The novel hints right at the beginning that things will be non-traditional. A sentence begins on one page ("It was a time of") and ends as a chapter title several pages later ("war."), signaling that language and time may be stretched as things progress. In fact, Treuer settles down quickly to the stories at hand, and doesn't resurrect this technique until the last few pages.
Instead, we are plunged into the translated work, facing challenges of a different sort as we read of a mother's sacrifice in difficult times, as she tries to save her son. He is saved, improbably, by a moose. Adding to the unlikelihood is the next chapter, in which a young girl is saved, at least as improbably, by a wolf.
Since the book is billed as "a love story," we may suspect that the paths of these two will cross, and soon Bimaadiz (the foundling boy) and Eta (the foundling girl) do meet, though they are too young at the time to fall in love right away. In the meantime, we step back to examine the life of the translator of this story, Dr. Apelles, and the profound impact translating this story is having on him. Only later do we begin to understand the impact he is having on the story.
The author is Ojibwe, from the Leech Lake Reservation. This seems more important in the story of Dr. Apelles than it does the two young people, though it gives the entire novel authenticity on every page. The story of Bimaadiz and Eta includes a depiction of a traditional reservation lifestyle, and even features occasional untranslated words from native languages, but the story of Dr. Apelles is at once more familiar and more foreign, because it is set in our world, or one very much like it. I might have trouble relating to the hunting and trapping and tribal life, but I can grasp Dr. Apelles' struggle to find a place for himself outside of the reservation on which he was born.

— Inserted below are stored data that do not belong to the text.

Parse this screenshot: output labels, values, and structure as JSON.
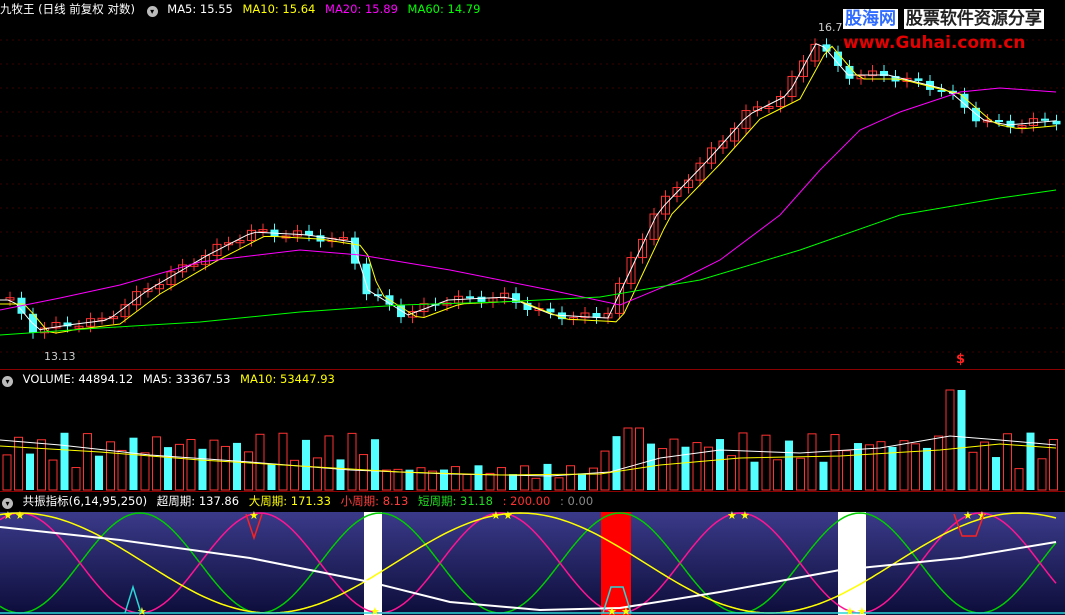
{
  "main": {
    "title": "九牧王 (日线 前复权 对数)",
    "ma5": "MA5: 15.55",
    "ma10": "MA10: 15.64",
    "ma20": "MA20: 15.89",
    "ma60": "MA60: 14.79",
    "high_label": "16.7",
    "low_label": "13.13",
    "marker": "$",
    "colors": {
      "ma5": "#ffffff",
      "ma10": "#ffff00",
      "ma20": "#ff00ff",
      "ma60": "#00ff00",
      "up": "#ff3232",
      "down": "#54ffff"
    }
  },
  "volume": {
    "label": "VOLUME: 44894.12",
    "ma5": "MA5: 33367.53",
    "ma10": "MA10: 53447.93"
  },
  "indicator": {
    "name": "共振指标(6,14,95,250)",
    "super": "超周期: 137.86",
    "big": "大周期: 171.33",
    "small": "小周期: 8.13",
    "short": "短周期: 31.18",
    "v1": ": 200.00",
    "v2": ": 0.00"
  },
  "logo": {
    "brand": "股海网",
    "slogan": "股票软件资源分享",
    "url": "www.Guhai.com.cn"
  }
}
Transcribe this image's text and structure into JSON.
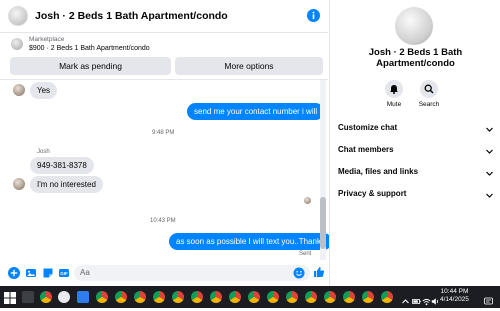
{
  "header": {
    "title": "Josh · 2 Beds 1 Bath Apartment/condo"
  },
  "listing": {
    "label": "Marketplace",
    "price_title": "$900 · 2 Beds 1 Bath Apartment/condo",
    "btn_pending": "Mark as pending",
    "btn_more": "More options"
  },
  "thread": {
    "msg_yes": "Yes",
    "msg_send_number": "send  me your contact number i will",
    "time_1": "9:48 PM",
    "sender_name": "Josh",
    "msg_phone": "949-381-8378",
    "msg_not_interested": "I'm no interested",
    "time_2": "10:43 PM",
    "msg_text_you": "as soon as possible I will text you..Thanks",
    "status_sent": "Sent"
  },
  "composer": {
    "placeholder": "Aa"
  },
  "panel": {
    "name": "Josh · 2 Beds 1 Bath Apartment/condo",
    "mute_label": "Mute",
    "search_label": "Search",
    "sections": [
      "Customize chat",
      "Chat members",
      "Media, files and links",
      "Privacy & support"
    ]
  },
  "taskbar": {
    "time": "10:44 PM",
    "date": "4/14/2025"
  },
  "colors": {
    "accent": "#0084ff",
    "bubble_in": "#e4e6eb",
    "taskbar": "#1b1d23"
  }
}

There the struggles seem commonplace, though still tinged with cultural uniqueness. While Apelles is set in the fantastic environment of the Research Collections and Preservation Consortium (RECAP), the details of his existence are just right, even as the overarching description of the place is extremely odd. It is a credit to Treuer's skill as a writer that I could easily envision the "book prison" at which Dr. Apelles is employed.
The Translation weaves back and forth between the two stories, chapter by chapter, as the work of translating the story of Bimaadiz and Eta awakens Dr. Apelles to his own lack of romance. We follow him through his unusually lonely life, exploring his sudden longing, anticipating a developing relationship with… whom? Progress in Dr. Apelles' life is matched by progress in the burgeoning relationship between our young native lovers, and setbacks in one seem to result in setbacks in the other as well. The relationship between the two seems at first to be nothing more than a translator reacting strongly to what he is translating, but develops into a two-way tension as the book progresses.
David Treuer manages to create two different stories that are both engaging and unique. One could read the story of the young lovers without the "interruption" of Apelles' story, and be satisfied. I'm not sure one could say the same in reverse, because Apelles' story relies so heavily on knowledge of the other story, but it is engaging on its own merits. Creating one compelling story is a feat, but creating two is the work of a master. In The Translation of Dr. Apelles, David Treuer has created two stories — one fascinating and one simply wonderful — that make this romantic novel a masterwork.